• Hängebrücke, Erdpyramiden & Freibad

    12. august 2025, Østrig ⋅ ☀️ 30 °C

    Nach der eher suboptimalen Schlafqualität auf den Hütten schlafen wir heute erstmal gründlich aus und gehen erst um 9 Uhr zum Frühstück. Es ist superlecker mit verschiedenen Eierspeisen, Brötchen, Marmeladen, Früchten, verschiedenen Müslis, Säften und so weiter. Am besten ist natürlich, dass man hinterher einfach aufstehen und den Tag beginnen kann 😊
    Wir haben uns geschworen, heute etwas zu unternehmen, was keine Wanderschuhe erfordert, und so fahren wir talauswärts nach Arzl zur Benni-Raich-Brücke um dort eine kleine Rundwanderung durch die hoffentlich kühle, schattige Pitzeklamm zu machen. Leider müssen wir vor Ort feststellen, dass der Luis-Trenker-Steig durch die Schlucht wegen Steinschlaggefahr gesperrt ist 🤨
    Also bleibt es bei einem Spaziergang über die Brücke, es ist auch schon wieder brutal heiß und wir beobachten einige Todesmutige, die sich hier an Seilen in die Tiefe stürzen.

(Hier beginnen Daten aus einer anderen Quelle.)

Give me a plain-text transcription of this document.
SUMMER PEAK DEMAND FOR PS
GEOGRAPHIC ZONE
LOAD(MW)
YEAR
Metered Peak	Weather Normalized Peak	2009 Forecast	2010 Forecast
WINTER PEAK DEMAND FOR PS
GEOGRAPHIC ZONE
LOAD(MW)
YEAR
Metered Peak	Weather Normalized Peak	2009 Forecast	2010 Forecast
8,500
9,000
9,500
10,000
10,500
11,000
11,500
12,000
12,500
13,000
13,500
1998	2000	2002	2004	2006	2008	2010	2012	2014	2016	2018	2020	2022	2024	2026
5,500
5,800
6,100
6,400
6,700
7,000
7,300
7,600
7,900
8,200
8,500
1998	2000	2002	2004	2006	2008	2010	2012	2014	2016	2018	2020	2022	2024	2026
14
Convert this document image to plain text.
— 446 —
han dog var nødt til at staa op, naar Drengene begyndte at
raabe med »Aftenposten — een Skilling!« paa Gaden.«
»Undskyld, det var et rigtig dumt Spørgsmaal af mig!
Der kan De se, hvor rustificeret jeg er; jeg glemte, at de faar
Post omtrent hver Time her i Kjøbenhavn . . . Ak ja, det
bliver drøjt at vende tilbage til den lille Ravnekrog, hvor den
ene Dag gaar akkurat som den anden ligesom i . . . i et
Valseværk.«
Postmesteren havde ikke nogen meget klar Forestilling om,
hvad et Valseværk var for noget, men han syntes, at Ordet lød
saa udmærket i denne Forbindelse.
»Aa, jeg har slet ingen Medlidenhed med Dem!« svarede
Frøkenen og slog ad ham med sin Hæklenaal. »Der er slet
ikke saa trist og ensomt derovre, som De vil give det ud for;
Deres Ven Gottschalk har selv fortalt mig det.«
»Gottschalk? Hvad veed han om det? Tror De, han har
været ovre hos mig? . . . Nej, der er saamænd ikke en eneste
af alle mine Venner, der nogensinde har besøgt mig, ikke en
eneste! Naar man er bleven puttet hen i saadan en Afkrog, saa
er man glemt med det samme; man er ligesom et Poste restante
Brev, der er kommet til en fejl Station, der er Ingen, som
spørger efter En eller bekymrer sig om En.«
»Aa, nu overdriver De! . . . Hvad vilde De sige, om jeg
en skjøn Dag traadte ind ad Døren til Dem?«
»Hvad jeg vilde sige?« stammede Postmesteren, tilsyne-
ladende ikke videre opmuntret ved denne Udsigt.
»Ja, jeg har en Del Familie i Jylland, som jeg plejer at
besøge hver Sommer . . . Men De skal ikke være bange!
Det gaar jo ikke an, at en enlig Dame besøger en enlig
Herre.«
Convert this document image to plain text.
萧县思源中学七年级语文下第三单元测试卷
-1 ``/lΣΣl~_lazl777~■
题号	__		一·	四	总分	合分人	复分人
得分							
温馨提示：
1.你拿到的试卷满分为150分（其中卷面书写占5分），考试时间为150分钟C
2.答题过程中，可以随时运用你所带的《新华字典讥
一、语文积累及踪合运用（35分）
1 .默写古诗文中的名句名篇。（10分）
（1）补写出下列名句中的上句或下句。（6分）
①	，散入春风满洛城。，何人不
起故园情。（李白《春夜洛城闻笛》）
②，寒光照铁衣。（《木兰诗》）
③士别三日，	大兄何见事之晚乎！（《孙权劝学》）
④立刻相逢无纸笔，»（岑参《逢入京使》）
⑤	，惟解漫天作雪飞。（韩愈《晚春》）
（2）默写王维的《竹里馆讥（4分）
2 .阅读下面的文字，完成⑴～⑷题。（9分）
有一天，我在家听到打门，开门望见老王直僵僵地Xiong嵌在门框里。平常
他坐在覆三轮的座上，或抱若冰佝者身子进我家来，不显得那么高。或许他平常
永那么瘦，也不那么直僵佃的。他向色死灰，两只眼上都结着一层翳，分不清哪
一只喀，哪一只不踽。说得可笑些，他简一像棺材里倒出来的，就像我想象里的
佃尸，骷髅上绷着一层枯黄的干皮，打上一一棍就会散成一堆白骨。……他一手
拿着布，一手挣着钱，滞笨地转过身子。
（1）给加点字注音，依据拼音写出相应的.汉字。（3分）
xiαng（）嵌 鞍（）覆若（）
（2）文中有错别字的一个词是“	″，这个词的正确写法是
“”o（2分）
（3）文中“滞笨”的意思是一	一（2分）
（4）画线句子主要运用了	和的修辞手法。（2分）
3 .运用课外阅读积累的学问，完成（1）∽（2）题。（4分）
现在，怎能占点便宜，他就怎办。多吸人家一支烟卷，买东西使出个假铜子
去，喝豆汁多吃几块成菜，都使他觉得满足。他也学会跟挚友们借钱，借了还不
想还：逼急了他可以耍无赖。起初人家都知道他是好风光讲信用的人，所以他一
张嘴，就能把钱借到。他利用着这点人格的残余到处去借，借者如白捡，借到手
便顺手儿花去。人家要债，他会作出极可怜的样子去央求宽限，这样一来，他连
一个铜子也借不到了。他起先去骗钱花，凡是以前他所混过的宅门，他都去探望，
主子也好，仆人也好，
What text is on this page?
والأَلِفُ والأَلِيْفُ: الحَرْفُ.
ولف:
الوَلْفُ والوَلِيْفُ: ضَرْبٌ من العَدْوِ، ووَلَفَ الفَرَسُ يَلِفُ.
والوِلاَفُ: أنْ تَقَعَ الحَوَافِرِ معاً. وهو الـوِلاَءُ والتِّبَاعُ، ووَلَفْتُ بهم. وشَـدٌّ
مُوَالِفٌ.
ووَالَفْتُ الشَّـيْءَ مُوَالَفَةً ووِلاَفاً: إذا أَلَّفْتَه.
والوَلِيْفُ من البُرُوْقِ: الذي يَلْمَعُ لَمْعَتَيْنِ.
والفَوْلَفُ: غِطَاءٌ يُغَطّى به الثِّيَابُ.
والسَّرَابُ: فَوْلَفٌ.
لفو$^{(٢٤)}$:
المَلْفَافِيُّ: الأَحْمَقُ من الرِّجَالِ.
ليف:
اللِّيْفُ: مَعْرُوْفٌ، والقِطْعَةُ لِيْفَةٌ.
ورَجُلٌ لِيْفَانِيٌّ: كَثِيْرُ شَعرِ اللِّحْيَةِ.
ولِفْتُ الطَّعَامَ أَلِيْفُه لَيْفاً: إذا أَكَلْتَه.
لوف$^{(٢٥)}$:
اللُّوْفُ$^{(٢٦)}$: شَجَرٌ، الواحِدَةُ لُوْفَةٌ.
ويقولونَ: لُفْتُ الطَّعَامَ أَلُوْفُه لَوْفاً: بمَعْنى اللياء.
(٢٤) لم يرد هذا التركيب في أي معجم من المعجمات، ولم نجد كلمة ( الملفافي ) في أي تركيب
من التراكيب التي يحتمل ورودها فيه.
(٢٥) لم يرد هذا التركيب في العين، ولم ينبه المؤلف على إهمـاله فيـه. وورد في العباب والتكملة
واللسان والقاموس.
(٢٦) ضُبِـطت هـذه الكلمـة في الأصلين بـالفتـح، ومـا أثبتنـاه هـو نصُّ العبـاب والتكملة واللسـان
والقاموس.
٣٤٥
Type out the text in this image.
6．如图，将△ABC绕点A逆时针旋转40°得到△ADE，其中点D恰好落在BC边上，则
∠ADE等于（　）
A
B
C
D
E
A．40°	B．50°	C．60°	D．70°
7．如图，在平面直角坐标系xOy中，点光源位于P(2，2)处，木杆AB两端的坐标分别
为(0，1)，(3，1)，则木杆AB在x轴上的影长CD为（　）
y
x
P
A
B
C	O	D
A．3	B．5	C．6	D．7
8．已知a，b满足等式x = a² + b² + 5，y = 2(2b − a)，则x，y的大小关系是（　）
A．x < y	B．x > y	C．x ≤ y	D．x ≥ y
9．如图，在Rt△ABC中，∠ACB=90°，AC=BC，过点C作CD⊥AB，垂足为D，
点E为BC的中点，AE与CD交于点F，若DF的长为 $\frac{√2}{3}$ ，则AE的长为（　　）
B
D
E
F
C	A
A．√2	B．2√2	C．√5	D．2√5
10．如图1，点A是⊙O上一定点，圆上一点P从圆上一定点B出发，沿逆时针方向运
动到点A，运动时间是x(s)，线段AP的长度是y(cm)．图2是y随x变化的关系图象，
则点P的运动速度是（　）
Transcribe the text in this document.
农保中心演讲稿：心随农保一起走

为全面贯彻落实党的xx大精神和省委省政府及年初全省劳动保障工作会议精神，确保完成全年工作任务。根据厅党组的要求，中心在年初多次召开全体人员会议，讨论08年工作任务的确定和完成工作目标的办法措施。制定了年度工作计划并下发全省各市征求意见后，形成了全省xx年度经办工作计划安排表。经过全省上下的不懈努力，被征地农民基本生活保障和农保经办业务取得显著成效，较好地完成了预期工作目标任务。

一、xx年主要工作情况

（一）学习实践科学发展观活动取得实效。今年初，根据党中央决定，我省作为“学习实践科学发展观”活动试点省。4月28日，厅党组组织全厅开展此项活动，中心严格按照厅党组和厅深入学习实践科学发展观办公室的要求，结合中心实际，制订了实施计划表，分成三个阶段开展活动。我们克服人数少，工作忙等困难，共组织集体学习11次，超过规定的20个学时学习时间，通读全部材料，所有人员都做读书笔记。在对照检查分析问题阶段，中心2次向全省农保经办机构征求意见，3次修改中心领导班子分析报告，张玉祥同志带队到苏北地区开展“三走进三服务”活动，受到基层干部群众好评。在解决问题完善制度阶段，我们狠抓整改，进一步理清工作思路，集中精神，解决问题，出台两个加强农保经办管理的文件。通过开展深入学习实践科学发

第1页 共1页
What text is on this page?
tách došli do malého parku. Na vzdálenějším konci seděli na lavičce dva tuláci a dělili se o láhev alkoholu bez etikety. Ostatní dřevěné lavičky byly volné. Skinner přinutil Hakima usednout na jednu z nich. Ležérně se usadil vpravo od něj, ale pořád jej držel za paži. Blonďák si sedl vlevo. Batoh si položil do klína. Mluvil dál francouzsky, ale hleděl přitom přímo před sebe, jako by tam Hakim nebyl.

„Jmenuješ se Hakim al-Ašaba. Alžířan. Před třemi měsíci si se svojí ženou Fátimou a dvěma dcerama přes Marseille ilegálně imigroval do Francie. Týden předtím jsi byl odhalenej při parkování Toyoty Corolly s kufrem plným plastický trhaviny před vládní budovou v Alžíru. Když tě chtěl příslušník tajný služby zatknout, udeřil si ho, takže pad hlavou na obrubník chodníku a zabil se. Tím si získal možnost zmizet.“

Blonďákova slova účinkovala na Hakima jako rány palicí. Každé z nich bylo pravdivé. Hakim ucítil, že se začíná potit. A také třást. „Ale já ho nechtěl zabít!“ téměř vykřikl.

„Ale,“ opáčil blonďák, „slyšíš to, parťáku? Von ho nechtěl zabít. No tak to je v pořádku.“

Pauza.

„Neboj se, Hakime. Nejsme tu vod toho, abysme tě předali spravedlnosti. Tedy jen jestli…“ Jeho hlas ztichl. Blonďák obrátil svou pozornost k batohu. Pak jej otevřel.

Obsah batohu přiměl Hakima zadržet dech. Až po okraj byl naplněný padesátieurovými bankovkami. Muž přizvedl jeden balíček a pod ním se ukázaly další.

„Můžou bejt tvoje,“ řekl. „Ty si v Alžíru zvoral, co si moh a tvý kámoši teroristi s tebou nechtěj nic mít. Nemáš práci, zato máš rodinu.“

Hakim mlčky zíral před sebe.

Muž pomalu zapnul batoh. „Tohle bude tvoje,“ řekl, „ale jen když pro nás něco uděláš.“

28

    Dann fahren wir ein Stück weiter zu einem kleinen Rundweg in der Nähe, wo man geologisch sehr wertvolle und einzigartige Erdpyramiden sehen können soll (nadelartige aufragende Reste von Gletschermoränen mit einem Stein obendrauf). Es ist ein sehr schöner schattiger Rundweg, der immer wieder einen kleinen Bach kreuzt. Wir passieren die kleine Siedlung Hohenegg, wo der Brunnen für Abkühlung und viel Spaß sorgt. Zurück im dunklen Wald folgen wir dem Steig zu einem kleinen, sehr naturbelassenen Wasserfall, wo wir lange auf den feuchten Steinen herumklettern und die kühle Gischt genießen. Irgendwie haben wir die Erdpyramiden nicht so richtig gesehen, wir sehen nur noch eine, die aber ihren "Steinhut" inzwischen verloren hat und dementsprechend nun der Erosion preisgegeben und eher weniger spektakulär ist.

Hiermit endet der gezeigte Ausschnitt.